1. ## [SOLVED] Linear Programing Problem, Simplex but with a negative constraint?

Hi, I have the following question and I need to know if i have augmented it correctly and what my next steps should be.

Maximise
$\displaystyle Z = x_{1} + 4x_{2}$
subject to
$\displaystyle -3x_{1} + x_{2} \leq 6$
$\displaystyle x_{1} + 2x_{2} \leq 4$
and$\displaystyle x_{2} \geq -3$

My steps to solve were

let $\displaystyle x'_{2} = x_{2} + 3$

so then we have:
$\displaystyle Z = x_{1} + 4x'_{2} -12$
$\displaystyle -3x_{1} + x'_{2} \leq 9$
$\displaystyle x_{1} + 2x'_{2} \leq 10$
and$\displaystyle x'_{2} \geq 0$

i thought this was the correct augmented form of the LPP, however, none of the multiple choice answers i can choose from show this, hence i know it is wrong, but I'm not sure what i have done wrong, all the answers have added more variables.

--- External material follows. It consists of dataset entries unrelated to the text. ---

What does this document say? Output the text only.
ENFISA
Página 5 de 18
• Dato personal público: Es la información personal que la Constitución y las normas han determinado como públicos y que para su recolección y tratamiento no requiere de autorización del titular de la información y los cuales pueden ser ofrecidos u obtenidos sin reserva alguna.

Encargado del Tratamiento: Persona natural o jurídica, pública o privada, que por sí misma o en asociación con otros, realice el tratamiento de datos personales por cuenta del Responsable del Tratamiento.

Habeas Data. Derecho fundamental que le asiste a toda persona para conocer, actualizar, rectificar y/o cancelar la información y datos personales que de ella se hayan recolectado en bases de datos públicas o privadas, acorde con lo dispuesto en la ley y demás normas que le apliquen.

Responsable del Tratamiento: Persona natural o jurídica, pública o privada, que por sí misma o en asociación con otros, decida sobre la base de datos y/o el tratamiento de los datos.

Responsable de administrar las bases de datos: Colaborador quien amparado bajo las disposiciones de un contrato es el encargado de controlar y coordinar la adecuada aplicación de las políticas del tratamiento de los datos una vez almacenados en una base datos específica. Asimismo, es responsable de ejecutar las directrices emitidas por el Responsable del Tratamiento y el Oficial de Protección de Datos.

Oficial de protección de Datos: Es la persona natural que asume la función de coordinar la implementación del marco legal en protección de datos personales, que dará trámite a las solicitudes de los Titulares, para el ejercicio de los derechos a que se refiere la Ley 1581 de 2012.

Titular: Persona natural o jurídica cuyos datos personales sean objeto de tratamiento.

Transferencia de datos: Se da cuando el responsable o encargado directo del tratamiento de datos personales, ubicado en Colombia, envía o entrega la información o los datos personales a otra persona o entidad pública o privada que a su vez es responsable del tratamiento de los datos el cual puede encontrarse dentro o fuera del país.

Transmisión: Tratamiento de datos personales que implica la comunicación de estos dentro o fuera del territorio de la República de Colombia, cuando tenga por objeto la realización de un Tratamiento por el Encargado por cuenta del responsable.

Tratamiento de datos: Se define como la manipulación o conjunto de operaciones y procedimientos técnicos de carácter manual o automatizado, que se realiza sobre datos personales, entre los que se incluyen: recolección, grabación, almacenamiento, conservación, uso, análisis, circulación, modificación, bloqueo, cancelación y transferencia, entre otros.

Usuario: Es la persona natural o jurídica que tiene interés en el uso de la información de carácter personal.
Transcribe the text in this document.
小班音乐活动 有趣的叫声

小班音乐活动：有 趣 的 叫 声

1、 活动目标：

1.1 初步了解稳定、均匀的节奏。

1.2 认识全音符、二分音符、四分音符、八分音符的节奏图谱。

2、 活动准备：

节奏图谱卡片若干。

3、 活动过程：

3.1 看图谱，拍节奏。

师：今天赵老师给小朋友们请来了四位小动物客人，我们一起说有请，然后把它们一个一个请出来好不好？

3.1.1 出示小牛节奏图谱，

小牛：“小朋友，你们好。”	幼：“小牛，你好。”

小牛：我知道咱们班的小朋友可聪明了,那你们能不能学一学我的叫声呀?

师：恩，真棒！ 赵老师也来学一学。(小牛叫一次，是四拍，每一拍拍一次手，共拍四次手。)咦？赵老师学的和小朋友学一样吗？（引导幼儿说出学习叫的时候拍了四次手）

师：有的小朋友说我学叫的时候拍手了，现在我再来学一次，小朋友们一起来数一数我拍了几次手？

2. ## Re: Linear Programing Problem, Simplex but with a negative constraint?

I have come up with this as my augmented problem:

$\displaystyle Z = x^+_{1} - x^-_{1} + 4x'_{2} -12$
$\displaystyle -3x^+_{1} + 3x^-_{1} + x'_{2} + x_{3} = 9$
$\displaystyle x^+_{1} - x^-_{1} + 2x'_{2} + x_{4} = 10$
$\displaystyle x^+_{1} \geq 0, x^-_{1} \geq 0, x'_{2} \geq 0, x_{3} \geq 0, x_{4} \geq 0$

However, when i try to solve this in a tableau i don't get any of the answers given.
Am i first supposed to change the first equation so that $\displaystyle x^+_{1}, x^-_{1}$ and $\displaystyle x'_{2}$ coefficients are to equal zero or just some of the variables.

Solved